On November 4, 2015, the Office of Foreign Assets Controls (OFAC) of the US Department of the Treasury announced that Banco do Brasil, S.A., New York Branch (BBNY) has agreed to pay $139,500 to settle civil charges related to the US sanctions program against Iran under the Iranian Transactions and Sanctions Regulations (ITSR).  Important lessons may be learned based on the allegations in OFAC’s Enforcement Information, including:

  • In 2010, BBNY manually entered an entity named Isfahan – a location in Iran – that was a customer of a Brazilian affiliate to a so-called “Good Guy Exception List” after it was flagged by sanctions screening processes.  Even though it is not exactly clear why or how this exception list was compiled, it appeared that BBNY relied on “verbal representations” from an affiliated entity in Brazil that the customer did not export products to or import goods from Iran.
  • Later that year, BBNY processed three fund transfers, originating from the customer’s account in Brazil and destined for a third country’s beneficiary account at other financial institutions.  These transactions were not stopped due to inclusion on the “Good Guy” list, even though OFAC asserts BBNY later determined that these fund transfers partially involved Iranian-origin goods.  This suggests that the representations from Brazil may have been incorrect or misunderstood by BBNY. 

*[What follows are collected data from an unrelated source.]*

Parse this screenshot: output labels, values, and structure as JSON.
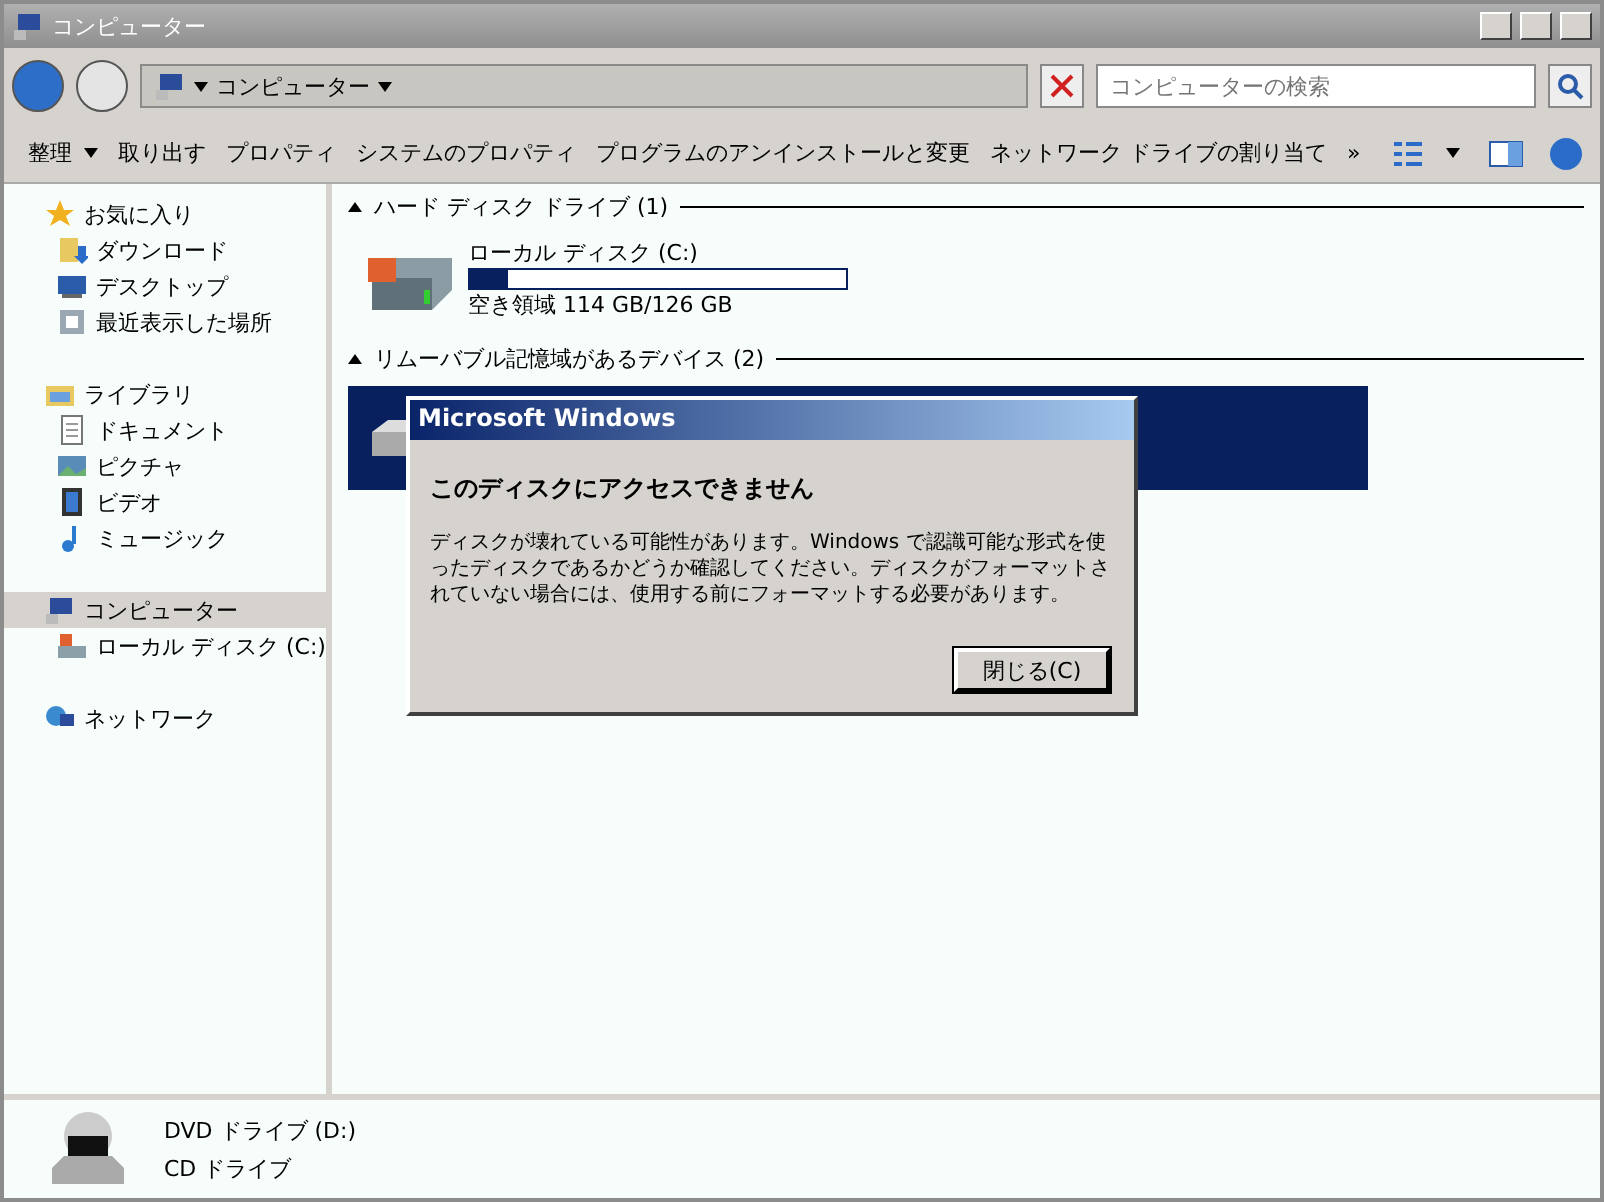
{
  "window": {
    "title": "コンピューター"
  },
  "address": {
    "path": "コンピューター",
    "search_placeholder": "コンピューターの検索"
  },
  "toolbar": {
    "items": [
      {
        "label": "整理",
        "dropdown": true
      },
      {
        "label": "取り出す",
        "dropdown": false
      },
      {
        "label": "プロパティ",
        "dropdown": false
      },
      {
        "label": "システムのプロパティ",
        "dropdown": false
      },
      {
        "label": "プログラムのアンインストールと変更",
        "dropdown": false
      },
      {
        "label": "ネットワーク ドライブの割り当て",
        "dropdown": false
      }
    ],
    "more": "»"
  },
  "sidebar": {
    "groups": [
      {
        "label": "お気に入り",
        "kind": "star",
        "selected": false,
        "children": [
          {
            "label": "ダウンロード",
            "kind": "download",
            "selected": false
          },
          {
            "label": "デスクトップ",
            "kind": "desktop",
            "selected": false
          },
          {
            "label": "最近表示した場所",
            "kind": "recent",
            "selected": false
          }
        ]
      },
      {
        "label": "ライブラリ",
        "kind": "library",
        "selected": false,
        "children": [
          {
            "label": "ドキュメント",
            "kind": "document",
            "selected": false
          },
          {
            "label": "ピクチャ",
            "kind": "picture",
            "selected": false
          },
          {
            "label": "ビデオ",
            "kind": "video",
            "selected": false
          },
          {
            "label": "ミュージック",
            "kind": "music",
            "selected": false
          }
        ]
      },
      {
        "label": "コンピューター",
        "kind": "computer",
        "selected": true,
        "children": [
          {
            "label": "ローカル ディスク (C:)",
            "kind": "disk",
            "selected": false
          }
        ]
      },
      {
        "label": "ネットワーク",
        "kind": "network",
        "selected": false
      }
    ]
  },
  "content": {
    "sections": [
      {
        "title": "ハード ディスク ドライブ (1)",
        "drives": [
          {
            "kind": "disk",
            "name": "ローカル ディスク (C:)",
            "level": 0.1,
            "free": "空き領域 114 GB/126 GB",
            "selected": false
          }
        ]
      },
      {
        "title": "リムーバブル記憶域があるデバイス (2)",
        "drives": [
          {
            "kind": "optical",
            "selected": true
          }
        ]
      }
    ]
  },
  "dialog": {
    "title": "Microsoft Windows",
    "heading": "このディスクにアクセスできません",
    "message": "ディスクが壊れている可能性があります。Windows で認識可能な形式を使ったディスクであるかどうか確認してください。ディスクがフォーマットされていない場合には、使用する前にフォーマットする必要があります。",
    "button": "閉じる(C)"
  },
  "details": {
    "name": "DVD ドライブ (D:)",
    "type": "CD ドライブ"
  }
}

  • In 2011, a similar transaction occurred based on the reasons discussed in the preceding point.  However, a separate US intermediary financial institution requested documentary information from BBNY, which in turn requested records from Brazil.  The records obtained from Brazil were “of poor quality.”  Nonetheless, without requesting more legible information and relying on the prior verbal representations from Brazil, BBNY determined that the invoice did not reference Iran and relayed this information to the US intermediary financial institution.
  • This US institution apparently rejected the transaction and returned the funds to BBNY “due to Iran involvement.”  It seems likely that the US institution reported the rejection to OFAC, even though the Enforcement Information is silent on this point.
  • Later that year and again in 2012, BBNY cleared additional transfers that involved the same customer.  One transaction was automatically cleared due to inclusion on the “Good Guy” list.  Others were flagged and reviewed due to a change in address but were cleared by compliance personnel based on “investigation results” related to the 2011 transaction or because only the word “Isfahan” was referenced.  No additional information was sought from Brazil by BBNY compliance personnel, even though the transactions allegedly did involve Iranian-origin goods. 
  • OFAC’s aggravating factors suggest that BBNY personnel (including in the compliance department) did not exercise reasonable due diligence to obtain additional records or information when adding the Brazilian customer to the exclusion list or after BBNY’s and a third party financial institution’s transaction screening flagged the transfers.
  • BBNY did not voluntarily self-disclose the apparent violations, even though OFAC determined that the apparent violations were a non-egregious case, which presumably was based on a theory of liability that BBNY exported a service related to trade with Iran that was prohibited under the ITSR.

Although financial institutions may process thousands of transactions, seven alleged transfers totaling less than $200,000 over about a two year period resulted in liability here.  US compliance personnel may have been put in an awkward position based on communications from the parent operations in Brazil.  Furthermore, it is not clear from the Enforcement Information that the Brazilian operations knew that it may have been putting its US operations at risk when requesting that the transfers be processed for the customer.  Based on the circumstances alleged, the transactions should have been stopped pending enhanced internal review or investigation.  This case underscores the need to conduct robust US sanctions due diligence that is supported by internal  recordkeeping, especially when a potential red flag has been raised and/or a report could be generated to OFAC.